Advantages of OneNote

First, OneNote provides huge advantages over taking notes with a word processor, such as Microsoft Word, but I’ve also just found it a great productivity tool. Here’s why it’s become so useful:

  • No need to start a new file every time you want to write down something.
  • No need to name a file, save it, and place it in a folder somewhere.
  • Great for multi-tasking across multiple projects. All of your note taking and research is available at once. It’s not stored in multiple files that you have to keep searching for, opening, saving, and closing.
  • Application opens instantly, unlike other Microsoft applications.
  • Everything is managed logically in folders and tabs. Simply organize what you work on logically. For example, have one folder for clients and maybe another folder for potential clients. Every time one of them calls you on the phone, you can simply jump to that folder and tab, see the past history of notes and continue taking notes.
  • Really really easy to search content. Yes, Windows has a search function that will look across all your files, but it’s not nearly as fast and efficient as OneNote is. The search has come in incredibly handy when I think to myself, I remember at one time I talked to someone at that company. I type it in OneNote search and up it pops.

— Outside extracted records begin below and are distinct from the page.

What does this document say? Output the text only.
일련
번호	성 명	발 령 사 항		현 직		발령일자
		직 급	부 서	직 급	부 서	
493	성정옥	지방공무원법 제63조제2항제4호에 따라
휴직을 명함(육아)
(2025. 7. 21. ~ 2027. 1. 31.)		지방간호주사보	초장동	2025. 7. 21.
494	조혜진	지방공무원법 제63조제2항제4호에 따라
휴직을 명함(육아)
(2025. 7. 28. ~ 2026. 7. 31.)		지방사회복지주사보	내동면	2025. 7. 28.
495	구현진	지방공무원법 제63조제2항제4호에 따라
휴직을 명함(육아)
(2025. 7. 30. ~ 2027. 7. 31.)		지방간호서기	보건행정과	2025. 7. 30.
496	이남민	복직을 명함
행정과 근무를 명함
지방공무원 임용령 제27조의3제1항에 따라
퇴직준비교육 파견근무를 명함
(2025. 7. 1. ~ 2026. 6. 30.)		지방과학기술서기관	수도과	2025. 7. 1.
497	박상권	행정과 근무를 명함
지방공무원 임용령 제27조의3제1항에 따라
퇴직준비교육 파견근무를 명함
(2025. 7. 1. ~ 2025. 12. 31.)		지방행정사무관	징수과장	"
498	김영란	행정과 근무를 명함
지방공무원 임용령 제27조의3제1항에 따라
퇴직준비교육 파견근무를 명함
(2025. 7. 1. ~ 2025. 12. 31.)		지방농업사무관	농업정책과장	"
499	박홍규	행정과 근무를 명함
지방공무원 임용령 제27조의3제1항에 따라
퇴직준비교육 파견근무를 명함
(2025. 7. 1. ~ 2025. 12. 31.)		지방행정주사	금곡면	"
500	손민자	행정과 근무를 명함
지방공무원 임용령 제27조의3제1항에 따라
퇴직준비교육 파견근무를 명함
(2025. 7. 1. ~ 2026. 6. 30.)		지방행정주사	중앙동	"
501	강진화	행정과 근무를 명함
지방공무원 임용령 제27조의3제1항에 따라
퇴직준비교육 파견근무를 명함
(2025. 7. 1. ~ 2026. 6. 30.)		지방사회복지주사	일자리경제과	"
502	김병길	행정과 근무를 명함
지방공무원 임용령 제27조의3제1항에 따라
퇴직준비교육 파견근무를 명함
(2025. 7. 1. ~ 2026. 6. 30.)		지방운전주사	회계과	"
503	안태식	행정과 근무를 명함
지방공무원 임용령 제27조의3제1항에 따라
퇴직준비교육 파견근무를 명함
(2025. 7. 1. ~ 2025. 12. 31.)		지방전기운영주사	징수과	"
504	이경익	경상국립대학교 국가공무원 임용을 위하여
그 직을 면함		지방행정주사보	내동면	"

Honestly, I don’t even have the most recent version of OneNote. I’m using I believe the first version, OneNote 2003. I know there are tons of enhancements in OneNote 2007, the most recent version. One of these days I’m sure I’ll pick it up and give it a whirl, but for now, I’m very happy with the 2003 version.

This news item is for the Spark Minute week of 3/9/09 which can be heard daily on Green 960 and 910 KNEW in San Francisco, CA.